A Clinical Study Evaluating the Safety and Preliminary Efficacy of Universal Allogeneic CAR T-cell Therapy Targeting CD19 and BCMA in Patients With Relapsed / Refractory Systemic Lupus Erythematosus
This is an open label, single-site, dose-escalation study in up to 18 participants with relapsed or refractory Systemic lupus erythematosus. This study aims to evaluate the safety and efficacy of the treatment with universal CD19/BCMA CAR T-cells.
• Age ≥ 18 years
• Meet the 2019 European League against Rheumatism/American College of Rheumatology (EULAR/ACR) classification criteria for systemic lupus erythematosus; The diagnosis of lupus nephritis was consistent with renal biopsy within 6 months prior to the study, and the histological diagnosis (ISN/RPS2018 LN classification) was active nephritis type III or IV with or without type V. Meet the definition of refractory recurrence: conventional treatment remains ineffective for more than 6 months, or disease activity reappears after remission. Conventional treatment is defined as the use of glucocorticoids, along with one or more of the following immunomodulatory drugs: cyclophosphamide, antimalarial drugs, azathioprine, Mycophenolate Mofetil, methotrexate, leflunomide, tacrolimus, cyclosporine, and biologics such as rituximab, Beliumab, and Telitacicept.
• SLEDAI-2000 ≥8;
• The NIH activity index (AI) of lupus nephritis was \>2, and the chronicity index (CI) was increased; Urinary protein: creatinine ratio (UPCR)\>1.0g/g, or 24-hour urinary protein \>0.5g, with or without active urinary sediment with red blood cell precipitation.

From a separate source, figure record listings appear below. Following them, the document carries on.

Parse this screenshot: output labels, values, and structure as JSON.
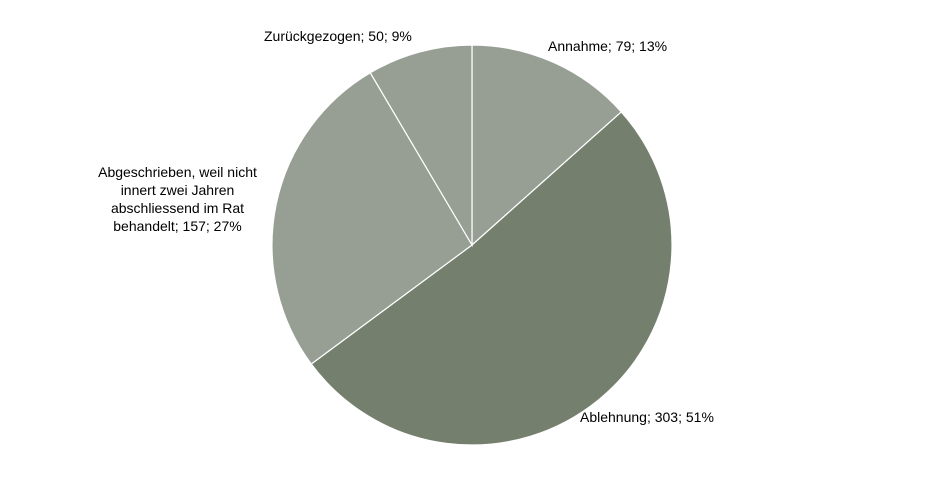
{
  "chart_data": {
    "type": "pie",
    "start_angle_deg": 0,
    "direction": "clockwise",
    "slices": [
      {
        "label": "Annahme",
        "value": 79,
        "percent": "13%",
        "color": "#979f94",
        "display": "Annahme; 79; 13%"
      },
      {
        "label": "Ablehnung",
        "value": 303,
        "percent": "51%",
        "color": "#757f6e",
        "display": "Ablehnung; 303; 51%"
      },
      {
        "label": "Abgeschrieben, weil nicht innert zwei Jahren abschliessend im Rat behandelt",
        "value": 157,
        "percent": "27%",
        "color": "#979f94",
        "display": "Abgeschrieben, weil nicht\ninnert zwei Jahren\nabschliessend im Rat\nbehandelt; 157; 27%"
      },
      {
        "label": "Zurückgezogen",
        "value": 50,
        "percent": "9%",
        "color": "#979f94",
        "display": "Zurückgezogen; 50; 9%"
      }
    ],
    "slice_border_color": "#ffffff"
  }
}
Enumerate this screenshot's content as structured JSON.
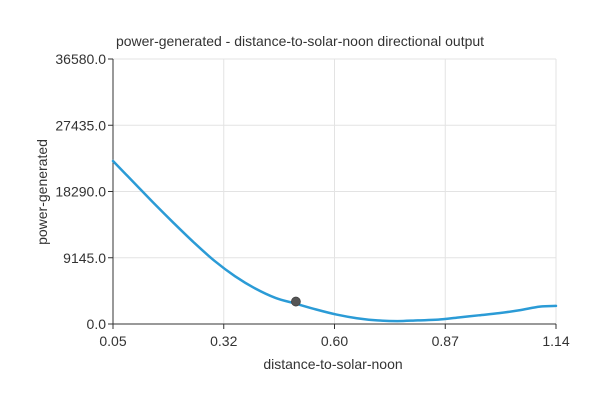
{
  "chart_data": {
    "type": "line",
    "title": "power-generated - distance-to-solar-noon directional output",
    "xlabel": "distance-to-solar-noon",
    "ylabel": "power-generated",
    "xlim": [
      0.05,
      1.14
    ],
    "ylim": [
      0,
      36580
    ],
    "x_ticks": [
      "0.05",
      "0.32",
      "0.60",
      "0.87",
      "1.14"
    ],
    "y_ticks": [
      "0.0",
      "9145.0",
      "18290.0",
      "27435.0",
      "36580.0"
    ],
    "grid": true,
    "series": [
      {
        "color": "#2b9bd6",
        "x": [
          0.05,
          0.1,
          0.15,
          0.2,
          0.25,
          0.3,
          0.35,
          0.4,
          0.45,
          0.5,
          0.55,
          0.6,
          0.65,
          0.7,
          0.75,
          0.8,
          0.85,
          0.9,
          0.95,
          1.0,
          1.05,
          1.1,
          1.14
        ],
        "y": [
          22500,
          19600,
          16700,
          13900,
          11200,
          8700,
          6600,
          4900,
          3600,
          2800,
          2000,
          1300,
          800,
          500,
          400,
          500,
          600,
          900,
          1200,
          1500,
          1900,
          2400,
          2500
        ]
      }
    ],
    "markers": [
      {
        "x": 0.5,
        "y": 3100,
        "color": "#555555"
      }
    ]
  }
}
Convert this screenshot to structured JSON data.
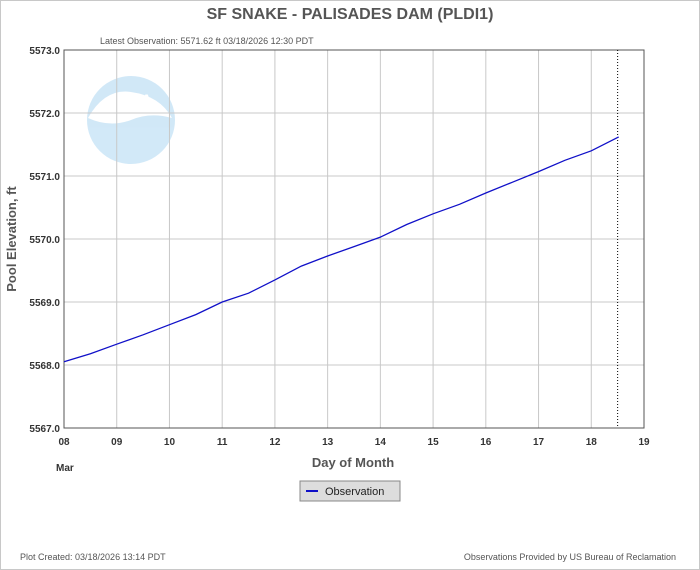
{
  "header": {
    "title": "SF SNAKE - PALISADES DAM  (PLDI1)",
    "latest_observation": "Latest Observation: 5571.62 ft 03/18/2026 12:30 PDT"
  },
  "footer": {
    "plot_created": "Plot Created: 03/18/2026 13:14 PDT",
    "provider": "Observations Provided by US Bureau of Reclamation"
  },
  "logo": {
    "text": "NOAA",
    "icon": "noaa-logo-watermark"
  },
  "colors": {
    "series": "#1010c8",
    "grid": "#c8c8c8",
    "frame": "#555555"
  },
  "chart_data": {
    "type": "line",
    "title": "SF SNAKE - PALISADES DAM  (PLDI1)",
    "xlabel": "Day of Month",
    "x_sublabel": "Mar",
    "ylabel": "Pool Elevation, ft",
    "xlim": [
      8,
      19
    ],
    "ylim": [
      5567.0,
      5573.0
    ],
    "x_ticks": [
      "08",
      "09",
      "10",
      "11",
      "12",
      "13",
      "14",
      "15",
      "16",
      "17",
      "18",
      "19"
    ],
    "y_ticks": [
      "5567.0",
      "5568.0",
      "5569.0",
      "5570.0",
      "5571.0",
      "5572.0",
      "5573.0"
    ],
    "grid": true,
    "legend_position": "bottom-center",
    "current_time_marker": 18.5,
    "series": [
      {
        "name": "Observation",
        "x": [
          8.0,
          8.5,
          9.0,
          9.5,
          10.0,
          10.5,
          11.0,
          11.5,
          12.0,
          12.5,
          13.0,
          13.5,
          14.0,
          14.5,
          15.0,
          15.5,
          16.0,
          16.5,
          17.0,
          17.5,
          18.0,
          18.52
        ],
        "values": [
          5568.05,
          5568.18,
          5568.33,
          5568.48,
          5568.64,
          5568.8,
          5569.0,
          5569.14,
          5569.35,
          5569.57,
          5569.73,
          5569.88,
          5570.03,
          5570.23,
          5570.4,
          5570.55,
          5570.73,
          5570.9,
          5571.07,
          5571.25,
          5571.4,
          5571.62
        ]
      }
    ]
  }
}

• Flow cytometry detected positive B cell CD19 or BCMA in the patient's peripheral blood.
• Functional requirements for major organs are as follows:
‣ The bone marrow function needs to meet: a Neutrophil count ≥ 0.5× 10 \^ 9/L; b. Hemoglobin ≥60g/L: c. Platelets ≥ 20 × 10 \^ 9/L.
⁃ Liver function: ALT ≤ 3 × UL; AST ≤ 3×ULN# Total bilirubin ≤ 2.0 ×ULN (excluding Gilbert syndrome, total bilirubin ≤ 3.0 × ULN).
⁃ Renal function: creatinine clearance rate (CrCl) ≥ 30 ml/min(Cockcroft/Gault formula, excluding acute CrCl decline caused by the disease itself).
• ECOG:0-1;
• Female subjects of childbearing potential and male subjects with partners of childbearing potential must use medically approved contraception or abstinence during the study treatment period and for at least 6 months after the end of the study treatment; Female subjects of childbearing potential must have a negative Human chorionic gonadotropin (HCG) test within 7 days before study enrollment and not be lactating.
• Willing to participate in this clinical study, sign an informed consent form, have good compliance, and cooperate with follow-up.